スケッチブックにペンを踊らせながら、端的に答える。
静まり返った店内。
だが。
そこから《奇蹟》が起こった。
「無礼者め。
──────けれど、貴方の蛮勇、嫌いじゃないわよ?」
紫色に腫れ上がった頬を、優しくなぞる手。
青年は目を見開き。
それから滝のように涙を流して、頭を垂れる。
「あっ、ありがっ!・・・ありがど、ございまじだあっっ!!」
「ふふ。
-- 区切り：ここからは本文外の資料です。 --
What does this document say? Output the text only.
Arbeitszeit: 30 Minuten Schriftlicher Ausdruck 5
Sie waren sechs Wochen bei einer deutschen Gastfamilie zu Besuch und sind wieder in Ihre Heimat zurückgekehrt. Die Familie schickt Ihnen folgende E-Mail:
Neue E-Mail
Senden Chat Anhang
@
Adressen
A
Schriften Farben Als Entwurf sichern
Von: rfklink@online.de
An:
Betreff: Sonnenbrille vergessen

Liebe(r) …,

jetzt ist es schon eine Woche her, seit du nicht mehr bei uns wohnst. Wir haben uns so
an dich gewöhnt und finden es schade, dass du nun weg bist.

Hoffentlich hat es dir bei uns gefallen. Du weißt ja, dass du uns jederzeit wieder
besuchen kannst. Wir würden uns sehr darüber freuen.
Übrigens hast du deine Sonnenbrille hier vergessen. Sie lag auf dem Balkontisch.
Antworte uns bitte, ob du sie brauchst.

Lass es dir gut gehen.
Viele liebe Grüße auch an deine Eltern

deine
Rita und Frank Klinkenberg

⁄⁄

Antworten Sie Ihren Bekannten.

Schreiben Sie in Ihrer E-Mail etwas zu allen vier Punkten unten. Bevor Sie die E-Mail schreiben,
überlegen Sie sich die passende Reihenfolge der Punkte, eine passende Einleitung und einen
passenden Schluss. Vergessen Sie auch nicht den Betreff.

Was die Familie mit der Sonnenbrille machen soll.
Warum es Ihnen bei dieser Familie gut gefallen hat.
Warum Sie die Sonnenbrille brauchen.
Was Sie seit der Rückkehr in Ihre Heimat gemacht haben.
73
ごゆっくり、どうぞ」
”ちょ!ちょっと待てッ!!
何で注文してないのに、『デレ』が!?”
”しかも!通常とは違う、『特別な御言葉』付き!?”
”本日は、サービスデー!?《突発イベント》かよ、これ!?”
”ひょっとして、『平手』にのみ付くサービスとか!?
どうなんだ、爺さん!?”
常連4名の視線を集め。
老人は、静かに顔を上げる。
───無言。
しかし、たっぷりと何かを含んだ、意味深な表情。
”たまらん!!追加オーダーだ!!”
”震える!!追加オーダー、スタンバイ!!”
”お前らだけに、いいカッコはさせねぇ!!同じくだ!!”
”父さん、母さん!!親不孝でゴメン!!
俺・・・・・・【鬼マシ】でいくッ!!”
”””なッ、何だとおおッ!!??”””
メニュー表を囲んで俄然がっつく常連達に、ほくそ笑む老人。
してやったり。
これで少しは、今日の売上が増える筈。
Type:M───レンダリア嬢も、喜ぶことだろう。
だが。
”・・・頭がおかしい、としか思えんな”
足元の黒猫も。
それに合わせて頷くように、小さく頭を振った。